The latest studies (Olson 2015 and Fast 2017) show that trans children have a clear identity at a very young age, that their identity is as valid and consistent as any other child’s.

The latest stats from Australia showed “From 2003 to 2017 96 percent of all patients assessed and diagnosed with Gender Dysphoria continued to identify as transgender or gender diverse into late adolescence”.

The ‘expert’ knows scarcely a thing of the latest evidence-based scientific consensus on care for transgender children.

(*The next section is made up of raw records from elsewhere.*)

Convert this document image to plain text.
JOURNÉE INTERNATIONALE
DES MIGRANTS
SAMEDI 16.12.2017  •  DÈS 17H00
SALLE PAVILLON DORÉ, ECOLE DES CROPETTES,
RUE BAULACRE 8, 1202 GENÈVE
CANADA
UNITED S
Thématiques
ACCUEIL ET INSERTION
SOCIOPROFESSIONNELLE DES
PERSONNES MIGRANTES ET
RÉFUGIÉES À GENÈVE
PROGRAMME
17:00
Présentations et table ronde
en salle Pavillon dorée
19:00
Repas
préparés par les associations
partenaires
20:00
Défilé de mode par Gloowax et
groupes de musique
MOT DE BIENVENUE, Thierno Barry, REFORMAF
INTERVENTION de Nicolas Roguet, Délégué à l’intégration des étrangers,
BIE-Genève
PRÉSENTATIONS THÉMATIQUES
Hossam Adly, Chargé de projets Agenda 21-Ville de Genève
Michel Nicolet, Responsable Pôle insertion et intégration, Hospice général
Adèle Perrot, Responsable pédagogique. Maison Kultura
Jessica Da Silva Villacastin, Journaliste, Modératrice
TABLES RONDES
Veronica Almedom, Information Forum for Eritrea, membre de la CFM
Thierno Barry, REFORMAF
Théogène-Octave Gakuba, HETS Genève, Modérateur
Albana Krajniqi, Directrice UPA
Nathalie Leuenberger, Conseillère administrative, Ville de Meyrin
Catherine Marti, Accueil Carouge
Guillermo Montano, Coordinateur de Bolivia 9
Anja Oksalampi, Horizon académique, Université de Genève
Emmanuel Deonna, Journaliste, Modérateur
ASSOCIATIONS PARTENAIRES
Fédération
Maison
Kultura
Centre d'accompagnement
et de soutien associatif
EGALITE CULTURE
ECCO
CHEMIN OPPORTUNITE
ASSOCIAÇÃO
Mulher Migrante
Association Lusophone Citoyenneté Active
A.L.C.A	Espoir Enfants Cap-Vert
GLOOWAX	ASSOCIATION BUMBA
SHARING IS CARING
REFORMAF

2 thoughts on “GPs and trans children – BBC drama ‘Doctors’ and the UK Gender Identity Development Service

  1. I haven’t seen the BBC drama in question, but your post certainly brings home just how much trans children in England and Wales still have to endure to get the medical treatment they need. (I don’t know how this compares to the situation north of the border, but I doubt it’s very much better here.) You also make a good point about just how ridiculous the accusations are of parents ‘transing’ their children, when parents often have so much adjustment to go through before they can offer support (only adding to their childrens’ pain in many cases).

    It’s easy for those of us who transition later in life – because we weren’t even aware of our options back then, limited though they may have been – to suppose that it’s all plain-sailing for trans children and young people today. But it’s quite clear that it isn’t: we have such a long way to go.